I am an ex-IT administrator who decided to turn my fascination for computer programming into a potential new career path, and so I returned to education in 2013. I graduated from Newcastle University in 2017 with a BSc in Computer Science with Games Engineering, and in 2018 I completed an MSc in Games Engineering.

I have a passion for low-level programming, using languages such as C and C++ to get close to the 'metal' and make efficient use of the hardware. In 2015, I joined ARM in Cambridge to carry out a 1 year industrial placement, where I worked on Android OpenGL code samples for mobile GPUs, and then as an embedded software engineer where I worked on power management firmware for ARM system-on-chips (SoCs).

I particularly enjoy working with graphics/rendering code, game engines, and GP-GPU programming.

PhD title

Load Balancing for Cloud Enabled Streamed Real-Time Physics

This project builds on the previous and ongoing work of CDT colleague Alexander Brown, who has developed a novel approach for distributing real-time physics simulations across standard cloud infrastructure. Now that a solution has been realised for fixed, pre-determined volumes of 3D space with a uniform workload, the aim of this project is to develop methods for determining the most optimal resource allocation for any simulation environment. Given that objects in a physics simulation are likely to change position frequently, ensuring that the workload is shared evenly between cloud instances is key to the efficacy of the system. We hope to leverage statistical analysis of patterns of behaviour within the simulation to determine the optimal allocation of computational resources to the system.

We expect this research to benefit the video games industry as well as certain areas of engineering (e.g. river modelling with interactive fluid dynamics and erosion).

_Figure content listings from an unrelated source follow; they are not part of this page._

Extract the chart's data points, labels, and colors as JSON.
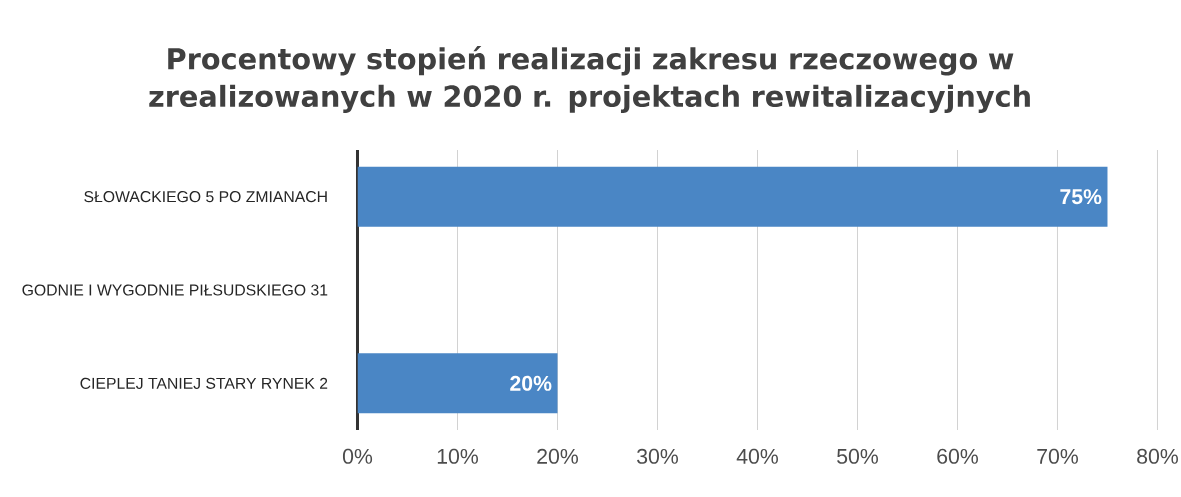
{
  "chart_data": {
    "type": "bar",
    "orientation": "horizontal",
    "title": "Procentowy stopień realizacji zakresu rzeczowego w zrealizowanych w 2020 r. projektach rewitalizacyjnych",
    "categories": [
      "SŁOWACKIEGO 5 PO ZMIANACH",
      "GODNIE I  WYGODNIE PIŁSUDSKIEGO 31",
      "CIEPLEJ TANIEJ STARY RYNEK 2"
    ],
    "values": [
      75,
      null,
      20
    ],
    "value_labels": [
      "75%",
      null,
      "20%"
    ],
    "color": "#4a86c5",
    "xlim": [
      0,
      80
    ],
    "xticks": [
      {
        "value": 0,
        "label": "0%"
      },
      {
        "value": 10,
        "label": "10%"
      },
      {
        "value": 20,
        "label": "20%"
      },
      {
        "value": 30,
        "label": "30%"
      },
      {
        "value": 40,
        "label": "40%"
      },
      {
        "value": 50,
        "label": "50%"
      },
      {
        "value": 60,
        "label": "60%"
      },
      {
        "value": 70,
        "label": "70%"
      },
      {
        "value": 80,
        "label": "80%"
      }
    ],
    "grid": "x"
  }
}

This project is expected to pose significant research challenges in both computing and statistics, and so the CDT programme has been highly beneficial by providing training in combining these two disciplines to effectively tackle complex problems

Outside of my studies, I enjoy teaching/mentoring programming students, contributing to open source projects, playing guitar/keyboards, playing competitive video games, and I have a keen interest in the demoscene. I also enjoy repairing, using, and programming vintage computers.